As always Great Uncle Bulgaria was perfectly correct. The rain started with a soft sighing sound at ten minutes past two. As the night wore on the rain grew heavier and heavier and when the first Wombles stirred just before dawn it was coming down in steady driving sheets which were so thick you could hardly see through them.
‘It’s raining,’ announced Tomsk as Bungo came bouncing jauntily down the passage.
‘How can you tell?’ said Bungo cheekily.
‘Because I’ve seen it,’ said Tomsk, ‘and it was wet.’
‘Oh, you
are
clever,’ said Bungo very rudely indeed, and went to get his basket from the Workshop. Tobermory issued him with a pair of gumboots, an oilskin, and a sou’wester as well.
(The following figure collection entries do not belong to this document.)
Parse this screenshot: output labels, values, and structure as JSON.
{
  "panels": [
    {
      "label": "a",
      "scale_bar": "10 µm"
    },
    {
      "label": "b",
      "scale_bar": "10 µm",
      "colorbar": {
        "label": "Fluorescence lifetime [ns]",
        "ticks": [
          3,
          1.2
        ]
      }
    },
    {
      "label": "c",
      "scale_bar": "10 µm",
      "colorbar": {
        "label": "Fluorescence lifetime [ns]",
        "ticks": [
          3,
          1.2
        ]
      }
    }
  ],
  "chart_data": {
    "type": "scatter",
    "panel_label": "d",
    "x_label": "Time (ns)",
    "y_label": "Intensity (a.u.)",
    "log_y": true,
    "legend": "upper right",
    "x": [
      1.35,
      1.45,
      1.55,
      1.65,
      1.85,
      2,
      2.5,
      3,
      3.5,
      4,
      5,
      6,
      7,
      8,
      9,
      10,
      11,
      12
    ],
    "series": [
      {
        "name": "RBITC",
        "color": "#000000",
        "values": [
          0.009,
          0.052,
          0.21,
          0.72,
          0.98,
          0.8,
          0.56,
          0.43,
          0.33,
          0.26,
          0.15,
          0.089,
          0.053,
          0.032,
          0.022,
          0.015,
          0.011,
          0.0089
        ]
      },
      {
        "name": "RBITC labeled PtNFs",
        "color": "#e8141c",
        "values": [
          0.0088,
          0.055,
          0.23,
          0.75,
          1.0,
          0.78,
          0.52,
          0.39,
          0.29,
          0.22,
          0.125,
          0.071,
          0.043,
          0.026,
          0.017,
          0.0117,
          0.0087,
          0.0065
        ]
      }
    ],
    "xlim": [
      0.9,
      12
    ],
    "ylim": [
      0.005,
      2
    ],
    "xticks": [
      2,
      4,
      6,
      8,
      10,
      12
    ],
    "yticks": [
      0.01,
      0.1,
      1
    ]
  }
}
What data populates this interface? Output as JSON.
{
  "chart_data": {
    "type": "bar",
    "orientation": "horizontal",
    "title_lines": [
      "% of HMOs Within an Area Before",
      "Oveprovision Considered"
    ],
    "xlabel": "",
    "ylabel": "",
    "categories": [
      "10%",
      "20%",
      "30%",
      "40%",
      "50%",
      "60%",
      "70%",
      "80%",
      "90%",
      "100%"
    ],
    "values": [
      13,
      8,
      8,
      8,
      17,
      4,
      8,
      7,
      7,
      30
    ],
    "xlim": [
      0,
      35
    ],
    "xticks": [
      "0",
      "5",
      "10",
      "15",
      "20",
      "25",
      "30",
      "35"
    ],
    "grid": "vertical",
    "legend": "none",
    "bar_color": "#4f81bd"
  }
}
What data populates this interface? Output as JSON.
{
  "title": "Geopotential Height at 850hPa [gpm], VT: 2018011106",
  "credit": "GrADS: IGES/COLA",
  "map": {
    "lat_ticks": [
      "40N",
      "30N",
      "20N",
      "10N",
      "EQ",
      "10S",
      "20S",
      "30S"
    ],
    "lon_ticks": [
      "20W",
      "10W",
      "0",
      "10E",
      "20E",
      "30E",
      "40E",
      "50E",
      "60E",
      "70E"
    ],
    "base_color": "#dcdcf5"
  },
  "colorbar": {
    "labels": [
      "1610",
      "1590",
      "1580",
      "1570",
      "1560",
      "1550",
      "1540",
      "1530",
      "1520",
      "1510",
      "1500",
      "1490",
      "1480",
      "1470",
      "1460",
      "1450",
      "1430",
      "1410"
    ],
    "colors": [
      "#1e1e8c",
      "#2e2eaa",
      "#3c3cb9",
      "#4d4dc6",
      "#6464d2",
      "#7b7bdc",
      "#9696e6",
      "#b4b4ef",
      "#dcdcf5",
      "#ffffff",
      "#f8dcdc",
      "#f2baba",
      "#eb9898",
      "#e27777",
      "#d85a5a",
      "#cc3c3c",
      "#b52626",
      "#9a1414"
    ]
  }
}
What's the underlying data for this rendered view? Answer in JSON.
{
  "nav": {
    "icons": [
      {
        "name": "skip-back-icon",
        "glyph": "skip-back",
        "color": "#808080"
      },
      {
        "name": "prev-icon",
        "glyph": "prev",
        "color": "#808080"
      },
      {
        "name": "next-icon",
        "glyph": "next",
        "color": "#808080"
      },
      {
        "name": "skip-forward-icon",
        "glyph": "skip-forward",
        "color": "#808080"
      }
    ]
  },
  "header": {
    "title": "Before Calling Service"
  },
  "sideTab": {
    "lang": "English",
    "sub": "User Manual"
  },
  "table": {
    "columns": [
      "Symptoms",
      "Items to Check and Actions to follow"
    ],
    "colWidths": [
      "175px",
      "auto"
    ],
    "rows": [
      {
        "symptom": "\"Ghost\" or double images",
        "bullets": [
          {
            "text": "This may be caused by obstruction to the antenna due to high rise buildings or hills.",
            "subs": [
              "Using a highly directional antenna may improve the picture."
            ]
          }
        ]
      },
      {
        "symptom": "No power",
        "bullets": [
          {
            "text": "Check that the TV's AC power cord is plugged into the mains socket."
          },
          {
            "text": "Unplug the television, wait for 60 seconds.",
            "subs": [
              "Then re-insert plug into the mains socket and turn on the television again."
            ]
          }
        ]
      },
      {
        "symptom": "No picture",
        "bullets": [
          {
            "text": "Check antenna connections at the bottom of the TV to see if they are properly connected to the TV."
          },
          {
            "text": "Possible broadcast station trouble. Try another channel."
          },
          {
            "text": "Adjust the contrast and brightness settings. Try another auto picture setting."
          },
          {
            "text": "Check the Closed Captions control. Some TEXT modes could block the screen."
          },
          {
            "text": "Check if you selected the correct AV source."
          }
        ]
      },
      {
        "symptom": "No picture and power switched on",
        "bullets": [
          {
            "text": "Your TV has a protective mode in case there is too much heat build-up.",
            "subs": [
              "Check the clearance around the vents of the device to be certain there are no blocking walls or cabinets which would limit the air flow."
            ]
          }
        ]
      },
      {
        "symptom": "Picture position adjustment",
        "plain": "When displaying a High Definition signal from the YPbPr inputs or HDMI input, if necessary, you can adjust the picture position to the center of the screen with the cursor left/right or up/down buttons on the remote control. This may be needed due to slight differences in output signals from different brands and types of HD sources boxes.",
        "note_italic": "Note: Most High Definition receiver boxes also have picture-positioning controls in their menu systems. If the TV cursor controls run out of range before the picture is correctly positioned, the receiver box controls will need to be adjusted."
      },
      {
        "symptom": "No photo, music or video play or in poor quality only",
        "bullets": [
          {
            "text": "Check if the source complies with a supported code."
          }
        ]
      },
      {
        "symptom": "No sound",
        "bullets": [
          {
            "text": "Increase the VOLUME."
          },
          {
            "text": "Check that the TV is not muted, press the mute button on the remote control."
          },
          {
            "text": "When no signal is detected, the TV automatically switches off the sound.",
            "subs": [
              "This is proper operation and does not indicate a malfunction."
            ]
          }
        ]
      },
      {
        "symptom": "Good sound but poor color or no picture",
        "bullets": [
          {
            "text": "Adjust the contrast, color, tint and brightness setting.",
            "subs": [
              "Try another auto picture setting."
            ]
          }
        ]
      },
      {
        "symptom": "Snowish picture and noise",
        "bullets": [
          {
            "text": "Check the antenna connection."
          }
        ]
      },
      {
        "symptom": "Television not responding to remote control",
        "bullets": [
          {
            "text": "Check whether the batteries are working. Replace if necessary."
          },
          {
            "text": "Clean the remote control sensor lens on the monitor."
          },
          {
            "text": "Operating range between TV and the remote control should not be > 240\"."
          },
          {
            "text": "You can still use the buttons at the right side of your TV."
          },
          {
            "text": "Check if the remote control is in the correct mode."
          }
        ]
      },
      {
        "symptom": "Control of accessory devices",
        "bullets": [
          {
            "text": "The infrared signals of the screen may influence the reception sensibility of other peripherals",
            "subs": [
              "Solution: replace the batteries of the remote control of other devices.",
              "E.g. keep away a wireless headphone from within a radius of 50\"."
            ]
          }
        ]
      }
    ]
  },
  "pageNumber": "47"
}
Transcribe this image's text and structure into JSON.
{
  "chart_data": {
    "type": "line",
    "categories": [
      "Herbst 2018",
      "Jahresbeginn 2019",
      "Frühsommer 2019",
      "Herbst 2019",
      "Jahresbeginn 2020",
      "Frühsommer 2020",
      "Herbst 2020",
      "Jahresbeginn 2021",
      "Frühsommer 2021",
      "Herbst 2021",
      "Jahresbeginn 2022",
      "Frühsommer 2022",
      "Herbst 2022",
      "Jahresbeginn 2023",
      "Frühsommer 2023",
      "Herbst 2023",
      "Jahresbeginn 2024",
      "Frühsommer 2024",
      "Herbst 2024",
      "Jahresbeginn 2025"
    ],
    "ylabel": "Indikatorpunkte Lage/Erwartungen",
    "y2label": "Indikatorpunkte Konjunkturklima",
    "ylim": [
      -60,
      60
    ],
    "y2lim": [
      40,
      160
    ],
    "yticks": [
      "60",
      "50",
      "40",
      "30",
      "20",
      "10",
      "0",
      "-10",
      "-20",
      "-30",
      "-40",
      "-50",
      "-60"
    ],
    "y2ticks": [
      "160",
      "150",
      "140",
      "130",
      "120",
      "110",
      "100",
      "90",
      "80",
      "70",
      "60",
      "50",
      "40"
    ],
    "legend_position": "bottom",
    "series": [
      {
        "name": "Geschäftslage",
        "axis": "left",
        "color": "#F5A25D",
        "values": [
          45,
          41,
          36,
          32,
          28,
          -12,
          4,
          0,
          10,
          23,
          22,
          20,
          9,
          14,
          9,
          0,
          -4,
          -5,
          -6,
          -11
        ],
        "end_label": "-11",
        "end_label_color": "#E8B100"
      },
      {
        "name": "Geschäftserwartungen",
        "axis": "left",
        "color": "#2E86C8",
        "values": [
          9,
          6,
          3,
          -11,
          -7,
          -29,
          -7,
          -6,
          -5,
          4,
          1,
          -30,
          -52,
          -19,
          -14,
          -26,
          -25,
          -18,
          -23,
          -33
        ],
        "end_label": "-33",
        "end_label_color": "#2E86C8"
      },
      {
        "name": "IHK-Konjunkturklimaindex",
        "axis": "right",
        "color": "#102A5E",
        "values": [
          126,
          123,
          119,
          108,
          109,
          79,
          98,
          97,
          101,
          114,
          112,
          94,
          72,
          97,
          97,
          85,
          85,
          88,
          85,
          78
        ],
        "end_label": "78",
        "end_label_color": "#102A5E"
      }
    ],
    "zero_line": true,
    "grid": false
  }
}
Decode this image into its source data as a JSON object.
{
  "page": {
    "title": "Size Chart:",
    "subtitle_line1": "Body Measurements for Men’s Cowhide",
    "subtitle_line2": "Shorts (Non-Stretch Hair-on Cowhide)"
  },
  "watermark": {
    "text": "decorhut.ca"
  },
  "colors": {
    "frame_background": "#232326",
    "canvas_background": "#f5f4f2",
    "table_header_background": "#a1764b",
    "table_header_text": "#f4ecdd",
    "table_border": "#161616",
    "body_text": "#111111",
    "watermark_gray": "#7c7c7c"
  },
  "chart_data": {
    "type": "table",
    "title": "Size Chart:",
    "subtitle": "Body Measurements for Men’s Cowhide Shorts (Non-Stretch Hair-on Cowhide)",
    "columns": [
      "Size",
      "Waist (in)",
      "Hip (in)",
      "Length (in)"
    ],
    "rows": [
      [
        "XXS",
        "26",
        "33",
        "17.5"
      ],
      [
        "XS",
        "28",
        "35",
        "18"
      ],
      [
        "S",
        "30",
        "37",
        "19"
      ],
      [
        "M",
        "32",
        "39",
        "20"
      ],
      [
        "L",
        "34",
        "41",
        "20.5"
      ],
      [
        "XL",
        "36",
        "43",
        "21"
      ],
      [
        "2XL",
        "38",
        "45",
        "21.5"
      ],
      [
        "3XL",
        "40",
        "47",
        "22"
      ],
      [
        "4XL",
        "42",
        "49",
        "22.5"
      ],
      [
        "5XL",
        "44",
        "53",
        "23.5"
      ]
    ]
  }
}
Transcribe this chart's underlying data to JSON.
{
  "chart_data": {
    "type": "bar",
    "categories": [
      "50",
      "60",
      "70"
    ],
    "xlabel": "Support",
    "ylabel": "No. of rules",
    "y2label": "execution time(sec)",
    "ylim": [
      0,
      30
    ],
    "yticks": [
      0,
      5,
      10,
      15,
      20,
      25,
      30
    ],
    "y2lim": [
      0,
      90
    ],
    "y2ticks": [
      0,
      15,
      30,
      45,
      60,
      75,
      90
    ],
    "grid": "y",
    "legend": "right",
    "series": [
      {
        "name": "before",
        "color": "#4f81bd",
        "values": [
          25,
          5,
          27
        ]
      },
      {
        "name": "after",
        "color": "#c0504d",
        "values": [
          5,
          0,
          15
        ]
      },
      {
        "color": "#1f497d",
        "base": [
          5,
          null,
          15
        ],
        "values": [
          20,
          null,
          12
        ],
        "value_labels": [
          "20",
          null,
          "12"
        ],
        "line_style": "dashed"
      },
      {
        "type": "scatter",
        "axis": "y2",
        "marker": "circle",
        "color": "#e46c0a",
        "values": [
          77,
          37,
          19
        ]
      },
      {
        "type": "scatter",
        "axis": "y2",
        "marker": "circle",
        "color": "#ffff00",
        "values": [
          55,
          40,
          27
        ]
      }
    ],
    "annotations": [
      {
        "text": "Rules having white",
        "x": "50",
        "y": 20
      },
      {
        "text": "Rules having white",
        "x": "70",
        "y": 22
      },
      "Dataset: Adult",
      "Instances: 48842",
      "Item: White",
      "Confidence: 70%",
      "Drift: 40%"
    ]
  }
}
‘I don’t mind a drop of rain,’ said Bungo.
‘This isn’t a drop, it’s a flood,’ said Tobermory. ‘Don’t argue.’
He had slept quite well, but he still wasn’t in the best of tempers. Bungo made a face to himself and put on his rainclothes and went clumping off to the main door. He thought it was all a lot of fuss about nothing until he got outside, and then he blinked and choked because it was exactly like stepping into a waterfall. The rain plopped on to his hat and ran down the brim and fell on to his collar and slid down his coat and pattered on to his boots. It turned the grass into mud under his paws and it turned all the bits of paper into a horrid, pulpy mess as he tried to pick them up.
But the rain did much more than that, for it loosened the earth round the roots of the trees and gently but firmly swept it away in little rivers of mud. And the mud ran down the banks and the little rivers grew larger and they bit deeper and deeper into the ground until they made narrow valleys and everything got swept along before them. Sticks and stones and old leaves and bits of rubbish, they went tumbling downwards, leaving behind them uncovered roots which had nothing on which to take a grip. And at the same time the water in Queen’s Mere began to rise; little by little and inch by inch it rose, until it lapped over on to the paths and met and mingled with the muddy streams coming down their sides.
‘It’s raining,’ announced Bungo when he finally straggled back to the the burrow.
‘Told you so,’ said Tomsk. ‘You do look wet.’
‘I
am
wet,’ said Bungo, taking off his rainclothes and shaking himself violently. ‘Give us a paw with these boots.’
Tomsk took a good grip on them and pulled, and because he was so strong the boots came off at once, and Tomsk went staggering backwards and sat down with a thump which made his teeth rattle.
‘Thanks,’ said Bungo, and went off whistling, without even bothering to find out if Tomsk was hurt. Like a great many other Wombles Bungo didn’t bother much about Tomsk, so Tomsk just sat still for a moment feeling rather sad for some reason. And it was while he was sitting that he noticed that a few leaves and bits of stick by the doorway were moving.
‘That’s funny,’ said Tomsk, sitting on the ground with the boots in his lap. ‘That’s
very
funny.’
‘What is?’ asked Orinoco, coming in and stepping over Tomsk and shaking himself just as Bungo had done.
‘The ground’s moving,’ said Tomsk. ‘It’s wobbling like a jelly.’
‘Jelly?’ said Orinoco, brightening up. ‘Jelly, did you say? I hope it’s blackberry jelly, because that’s one of my favourites. Hang up my coat for me, will you? I’ve had a very hard morning.’
And off went Orinoco with six wet bus tickets in the bottom of his tidy-bag, and the firm belief in his head that he had been working every minute of the last three hours, instead of trying to find somewhere to shelter and have a nice forty winks.
‘It
is
moving,’ said Tomsk, who once he had got hold of an idea stuck to it very firmly. But all the other Wombles were too busy about their own affairs to take any notice of him, so Tomsk put the boots in a nice neat line and hung up the raincoats and hats, and then went back to watch the leaves and twigs creeping down the track towards the main door. It was really quite a frightening thing to see, but Tomsk was not a nervous Womble so his fur didn’t prickle as Great Uncle Bulgaria’s would have done if he had been there.